UMA QUARTA DE MANTEIGA…

Muito longe do manual de adivinhação perdido em qualquer pobre prateleira de livros, do poder “hipnótico” do Rui, da visão perspicaz e penetrante do Caravaca, da “elétrica” inteligência do Fernando Pedroso, da singular engenhoquice do Zé Fernando, das certezas e pontarias do Zé Augusto, do magnetismo enigmático do Julinho … e, mais alguns, que a minha prodigiosa (já agora) memória não consegue creditar, muito longe… dizia, que duma só estalada, e uns quase cinquenta de tempo em anos contados, abrissem quase trezentas lojas mesmo aqui às portas da Abrunheira.
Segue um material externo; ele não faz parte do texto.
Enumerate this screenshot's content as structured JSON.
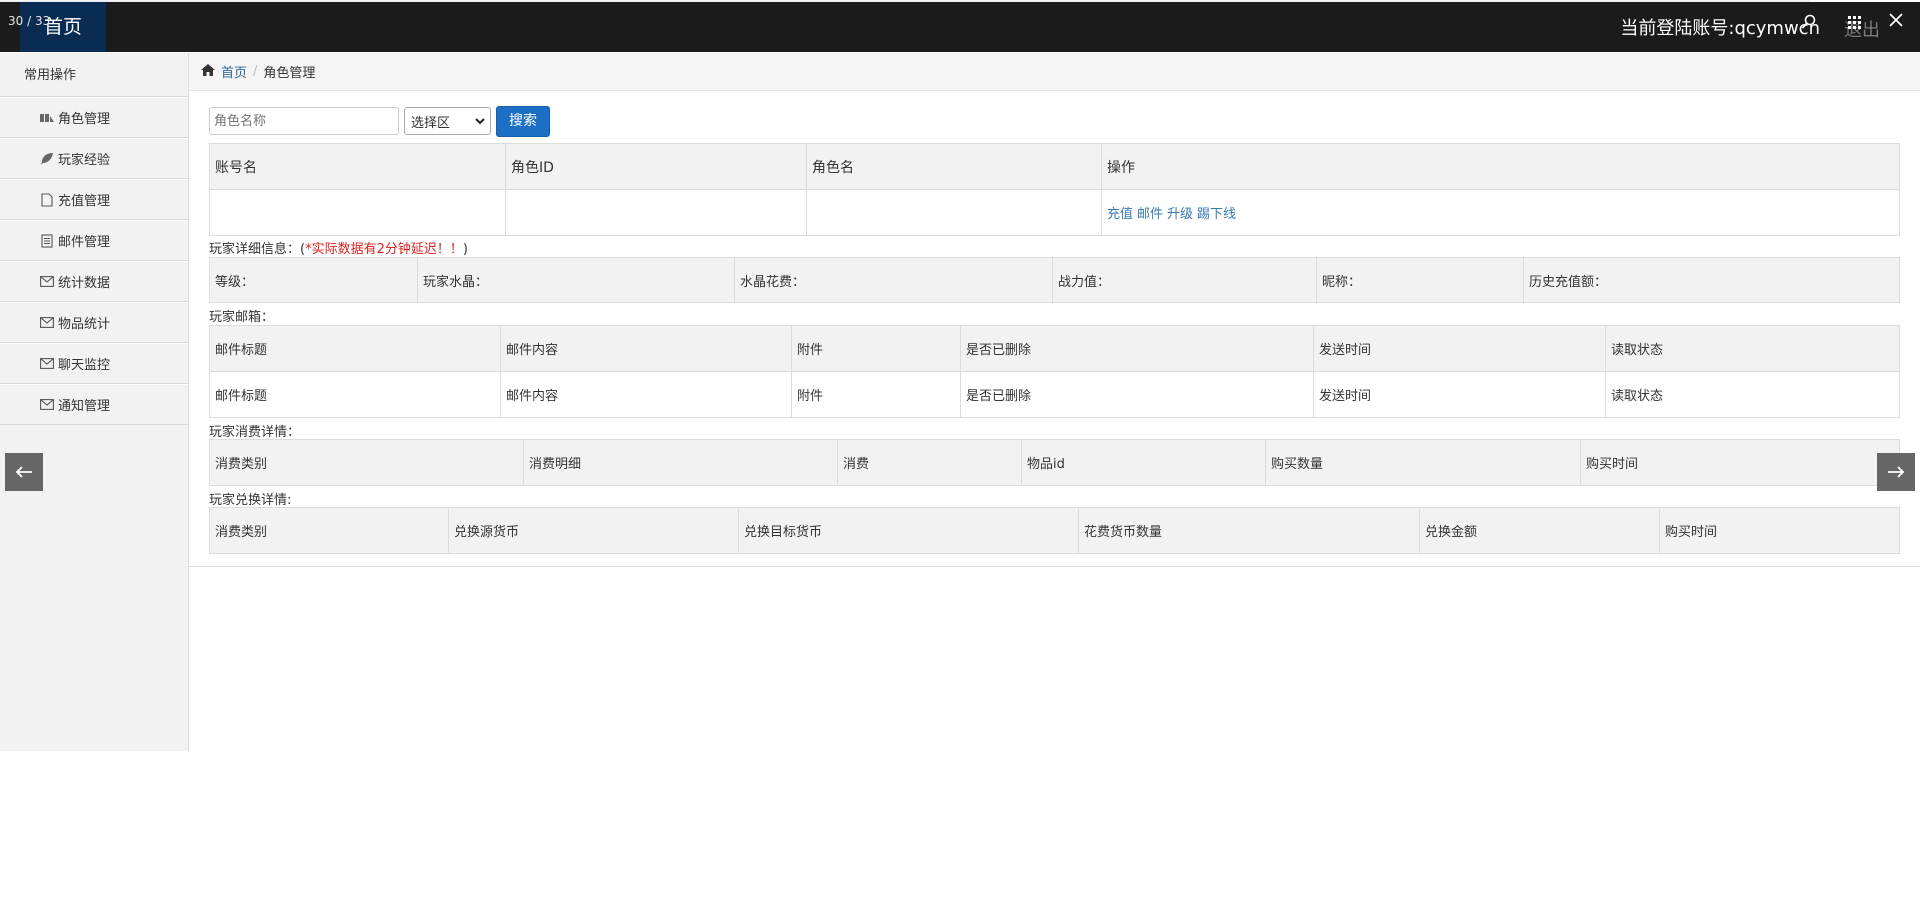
{
  "topbar": {
    "counter": "30 / 33",
    "home_tab": "首页",
    "account": "当前登陆账号:qcymwcn",
    "logout": "退出"
  },
  "sidebar": {
    "title": "常用操作",
    "items": [
      {
        "label": "角色管理",
        "icon": "users-icon"
      },
      {
        "label": "玩家经验",
        "icon": "leaf-icon"
      },
      {
        "label": "充值管理",
        "icon": "file-icon"
      },
      {
        "label": "邮件管理",
        "icon": "list-icon"
      },
      {
        "label": "统计数据",
        "icon": "envelope-icon"
      },
      {
        "label": "物品统计",
        "icon": "envelope-icon"
      },
      {
        "label": "聊天监控",
        "icon": "envelope-icon"
      },
      {
        "label": "通知管理",
        "icon": "envelope-icon"
      }
    ]
  },
  "breadcrumb": {
    "home": "首页",
    "current": "角色管理"
  },
  "search": {
    "placeholder": "角色名称",
    "select_value": "选择区",
    "button": "搜索"
  },
  "role_table": {
    "headers": [
      "账号名",
      "角色ID",
      "角色名",
      "操作"
    ],
    "actions": [
      "充值",
      "邮件",
      "升级",
      "踢下线"
    ]
  },
  "detail": {
    "label": "玩家详细信息：(",
    "warning": "*实际数据有2分钟延迟！！",
    "label_end": ")",
    "fields": [
      "等级：",
      "玩家水晶：",
      "水晶花费：",
      "战力值：",
      "昵称：",
      "历史充值额："
    ]
  },
  "mailbox": {
    "label": "玩家邮箱：",
    "headers": [
      "邮件标题",
      "邮件内容",
      "附件",
      "是否已删除",
      "发送时间",
      "读取状态"
    ],
    "row": [
      "邮件标题",
      "邮件内容",
      "附件",
      "是否已删除",
      "发送时间",
      "读取状态"
    ]
  },
  "consume": {
    "label": "玩家消费详情：",
    "headers": [
      "消费类别",
      "消费明细",
      "消费",
      "物品id",
      "购买数量",
      "购买时间"
    ]
  },
  "exchange": {
    "label": "玩家兑换详情:",
    "headers": [
      "消费类别",
      "兑换源货币",
      "兑换目标货币",
      "花费货币数量",
      "兑换金额",
      "购买时间"
    ]
  },
  "colors": {
    "topbar": "#1b1b1b",
    "home_tab": "#0a2b52",
    "button": "#1d6fc6",
    "warning": "#d9231d",
    "link": "#3a79b6"
  }
}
O sonho de qualquer esposa ou Mãe consumidora passava pela taberna ou mercearia do Ti Álvaro, da Menina Emília e do Ramos, materializada num restrito cabaz que incluía: Uma quarta de manteiga, uma quarta de café de cevada, uma quarta de sal, meio – quilo de arroz do mais barato, meio – quilo de açúcar amarelo, meio – quilo de massa cotovelo, duas postas de bacalhau da parte do rabo que pesa menos e meio – quilo de atum de barrica. Na hora do pagamento; «É para “assentar” se faz favor».


E o dinheiro?
Será que todas essas lojas vão ter livro de “assentar”?
O “sonho” só ia comandar a vida lá muito mais para a frente.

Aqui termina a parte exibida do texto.